Menjelang keberangkatan ke tanah suci, masyarakat akan berbondong-bondong mendatangi rumah orang yang mau naik haji.
Dengan hujah mengadakan ’walimatu safar’ (syukuran sebelum berangkat haji), orang kampung akan diundang untuk berdoa di rumah orang yang mau berangkat haji.
Selain bagus untuk silaturahim sesama anggota masyarakat, undangan ini juga berimplikasi pada semakin termotivasinya orang lain untuk ingin naik haji.
Di hari pelepasan pemberangkatan haji, orang-orang di kampung juga akan berbondong-bondong mengantar dan melepas kepergian anggota masyarakat yang naik haji.
Situasi haru melepas kepergian tetangga naik haji sangat jelas terlihat dan dirasakan masyarakat kampung. Bahkan melepas orang berangkat naik haji seperti melepas jenazah yang mau dikuburkan.
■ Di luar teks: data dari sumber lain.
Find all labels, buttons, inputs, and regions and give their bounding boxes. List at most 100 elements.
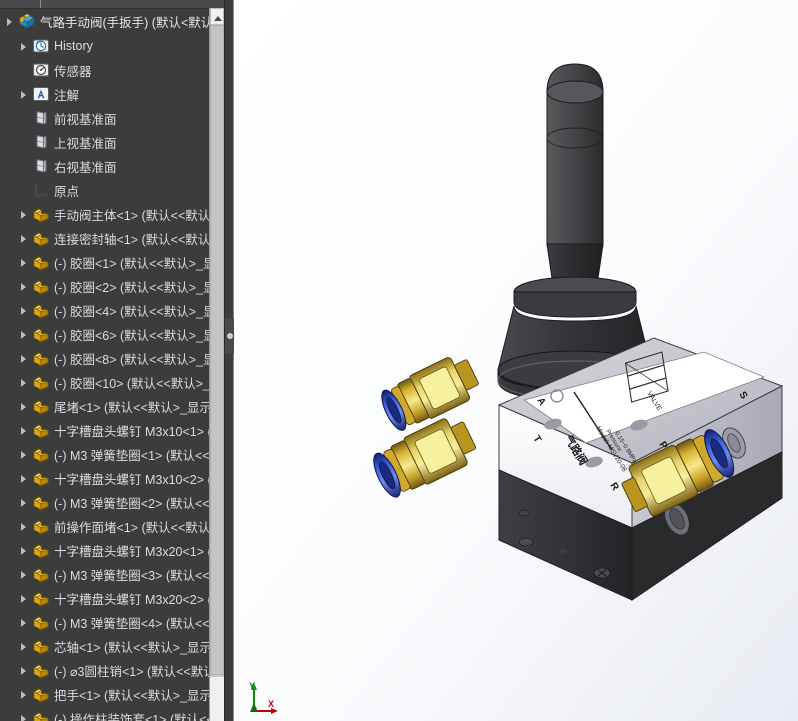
expand-chevron-icon[interactable] bbox=[16, 346, 32, 370]
feature-tree-row[interactable]: History bbox=[0, 34, 224, 58]
expand-chevron-icon[interactable] bbox=[16, 586, 32, 610]
expand-chevron-icon[interactable] bbox=[16, 274, 32, 298]
feature-tree-row[interactable]: (-) 胶圈<8> (默认<<默认>_显示 bbox=[0, 346, 224, 370]
part-icon bbox=[32, 301, 50, 319]
feature-tree-row[interactable]: 上视基准面 bbox=[0, 130, 224, 154]
tree-item-label: 前操作面堵<1> (默认<<默认>_ bbox=[54, 520, 224, 535]
tree-item-label: (-) M3 弹簧垫圈<2> (默认<<默 bbox=[54, 496, 223, 511]
expand-chevron-icon[interactable] bbox=[16, 706, 32, 721]
feature-tree: 气路手动阀(手扳手) (默认<默认_显示 History 传感器 注解 前视基准… bbox=[0, 8, 224, 721]
feature-tree-row[interactable]: (-) 胶圈<6> (默认<<默认>_显示 bbox=[0, 322, 224, 346]
tree-item-label: 十字槽盘头螺钉 M3x20<2> (默 bbox=[54, 592, 224, 607]
tree-item-label: (-) 胶圈<4> (默认<<默认>_显示 bbox=[54, 304, 224, 319]
solidworks-window: 气路手动阀(手扳手) (默认<默认_显示 History 传感器 注解 前视基准… bbox=[0, 0, 798, 721]
part-icon bbox=[32, 709, 50, 721]
part-icon bbox=[32, 229, 50, 247]
part-icon bbox=[32, 541, 50, 559]
feature-tree-scroll-area[interactable]: 气路手动阀(手扳手) (默认<默认_显示 History 传感器 注解 前视基准… bbox=[0, 8, 224, 721]
expand-chevron-icon[interactable] bbox=[16, 562, 32, 586]
part-icon bbox=[32, 205, 50, 223]
expand-chevron-icon[interactable] bbox=[16, 442, 32, 466]
expand-chevron-icon[interactable] bbox=[16, 322, 32, 346]
feature-tree-row[interactable]: (-) M3 弹簧垫圈<3> (默认<<默 bbox=[0, 562, 224, 586]
plane-icon bbox=[32, 133, 50, 151]
axis-label-x: X bbox=[268, 699, 275, 709]
expand-chevron-icon[interactable] bbox=[16, 250, 32, 274]
annotations-icon bbox=[32, 85, 50, 103]
expand-chevron-icon[interactable] bbox=[16, 298, 32, 322]
feature-tree-row[interactable]: 手动阀主体<1> (默认<<默认>_ bbox=[0, 202, 224, 226]
feature-tree-row[interactable]: 注解 bbox=[0, 82, 224, 106]
tree-item-label: 十字槽盘头螺钉 M3x10<1> (默 bbox=[54, 424, 224, 439]
feature-tree-row[interactable]: 右视基准面 bbox=[0, 154, 224, 178]
tree-item-label: 原点 bbox=[54, 184, 80, 199]
expand-chevron-icon[interactable] bbox=[16, 682, 32, 706]
feature-tree-row[interactable]: 传感器 bbox=[0, 58, 224, 82]
expand-chevron-icon[interactable] bbox=[16, 202, 32, 226]
feature-tree-row[interactable]: 前视基准面 bbox=[0, 106, 224, 130]
tree-item-label: 注解 bbox=[54, 88, 80, 103]
expand-chevron-icon[interactable] bbox=[16, 370, 32, 394]
feature-tree-row[interactable]: (-) 操作柱装饰套<1> (默认<<默 bbox=[0, 706, 224, 721]
expand-chevron-icon[interactable] bbox=[16, 418, 32, 442]
feature-tree-row[interactable]: 把手<1> (默认<<默认>_显示状 bbox=[0, 682, 224, 706]
feature-tree-root-row[interactable]: 气路手动阀(手扳手) (默认<默认_显示 bbox=[0, 8, 224, 34]
part-icon bbox=[32, 493, 50, 511]
expand-chevron-icon[interactable] bbox=[16, 610, 32, 634]
part-icon bbox=[32, 469, 50, 487]
expand-chevron-icon[interactable] bbox=[16, 466, 32, 490]
axis-label-y: Y bbox=[249, 681, 256, 691]
history-icon bbox=[32, 37, 50, 55]
expand-chevron-icon[interactable] bbox=[2, 9, 18, 33]
part-icon bbox=[32, 445, 50, 463]
expand-chevron-icon[interactable] bbox=[16, 514, 32, 538]
feature-tree-row[interactable]: 原点 bbox=[0, 178, 224, 202]
expand-chevron-icon[interactable] bbox=[16, 82, 32, 106]
tree-item-label: 把手<1> (默认<<默认>_显示状 bbox=[54, 688, 224, 703]
tree-item-label: 右视基准面 bbox=[54, 160, 117, 175]
feature-tree-row[interactable]: 十字槽盘头螺钉 M3x10<1> (默 bbox=[0, 418, 224, 442]
feature-tree-row[interactable]: 十字槽盘头螺钉 M3x20<1> (默 bbox=[0, 538, 224, 562]
panel-splitter[interactable] bbox=[224, 0, 235, 721]
feature-tree-row[interactable]: (-) 胶圈<4> (默认<<默认>_显示 bbox=[0, 298, 224, 322]
expand-chevron-icon[interactable] bbox=[16, 34, 32, 58]
expand-chevron-icon[interactable] bbox=[16, 658, 32, 682]
feature-tree-row[interactable]: 连接密封轴<1> (默认<<默认>_ bbox=[0, 226, 224, 250]
scrollbar-thumb[interactable] bbox=[210, 25, 224, 675]
model-3d-render: 气路阀 Model: MSV20-08 Pressure: 0.15~0.8MP… bbox=[234, 0, 798, 721]
tree-item-label: (-) 胶圈<8> (默认<<默认>_显示 bbox=[54, 352, 224, 367]
feature-tree-row[interactable]: (-) 胶圈<10> (默认<<默认>_显 bbox=[0, 370, 224, 394]
feature-tree-row[interactable]: 尾堵<1> (默认<<默认>_显示状 bbox=[0, 394, 224, 418]
assembly-title-label: 气路手动阀(手扳手) (默认<默认_显示 bbox=[40, 15, 224, 30]
feature-tree-row[interactable]: 前操作面堵<1> (默认<<默认>_ bbox=[0, 514, 224, 538]
feature-tree-row[interactable]: 十字槽盘头螺钉 M3x10<2> (默 bbox=[0, 466, 224, 490]
expand-chevron-icon[interactable] bbox=[16, 394, 32, 418]
feature-tree-row[interactable]: 芯轴<1> (默认<<默认>_显示状 bbox=[0, 634, 224, 658]
assembly-icon bbox=[18, 12, 36, 30]
tree-vertical-scrollbar[interactable] bbox=[209, 8, 224, 721]
tree-item-label: 手动阀主体<1> (默认<<默认>_ bbox=[54, 208, 224, 223]
plane-icon bbox=[32, 157, 50, 175]
expand-chevron-icon[interactable] bbox=[16, 226, 32, 250]
expand-chevron-icon[interactable] bbox=[16, 634, 32, 658]
part-icon bbox=[32, 397, 50, 415]
tree-item-label: (-) 操作柱装饰套<1> (默认<<默 bbox=[54, 712, 224, 721]
origin-icon bbox=[32, 181, 50, 199]
expand-chevron-icon[interactable] bbox=[16, 538, 32, 562]
tree-item-label: (-) 胶圈<10> (默认<<默认>_显 bbox=[54, 376, 223, 391]
origin-axis-triad: Y X bbox=[244, 681, 290, 715]
feature-tree-row[interactable]: (-) 胶圈<1> (默认<<默认>_显示 bbox=[0, 250, 224, 274]
feature-tree-row[interactable]: 十字槽盘头螺钉 M3x20<2> (默 bbox=[0, 586, 224, 610]
graphics-viewport[interactable]: 气路阀 Model: MSV20-08 Pressure: 0.15~0.8MP… bbox=[234, 0, 798, 721]
feature-tree-row[interactable]: (-) M3 弹簧垫圈<4> (默认<<默 bbox=[0, 610, 224, 634]
feature-tree-row[interactable]: (-) ⌀3圆柱销<1> (默认<<默认> bbox=[0, 658, 224, 682]
expand-chevron-icon[interactable] bbox=[16, 490, 32, 514]
tree-item-label: History bbox=[54, 39, 93, 53]
scroll-up-icon[interactable] bbox=[210, 8, 224, 25]
feature-tree-row[interactable]: (-) 胶圈<2> (默认<<默认>_显示 bbox=[0, 274, 224, 298]
feature-tree-row[interactable]: (-) M3 弹簧垫圈<1> (默认<<默 bbox=[0, 442, 224, 466]
feature-tree-row[interactable]: (-) M3 弹簧垫圈<2> (默认<<默 bbox=[0, 490, 224, 514]
scrollbar-track[interactable] bbox=[210, 677, 224, 721]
Isak tangis keluarga, sahabat dan tetangga tidak bisa dihindari.
Lagi-lagi, hal ini menunjukkan bahwa begitu tingginya apresiasi masyarakat terhadap orang yang mau naik haji.
Tentunya tidak ada yang salah dengan tradisi di kampung yang begitu mengagungkan status sosial orang yang naik haji.
Hanya saja jangan sampai niat seseorang untuk beribadah naik haji dikotori oleh tujuan naik haji karena prestise.
Berazamlah naik haji untuk ikhlas beribadah kepada Allah dan memenuhi panggilan-Nya beribadah ke tanah suci Mekkah.
Jika niat naik haji karena ingin mendapatkan status sosial yang tinggi di mata masyarakat, maka jangan menyesal kalau hajinya tidak mabrur.
Haji yang mabrur akan terlihat dari prilaku seseorang sepulang dari naik haji yaitu berprilaku menuju arah yang lebih baik.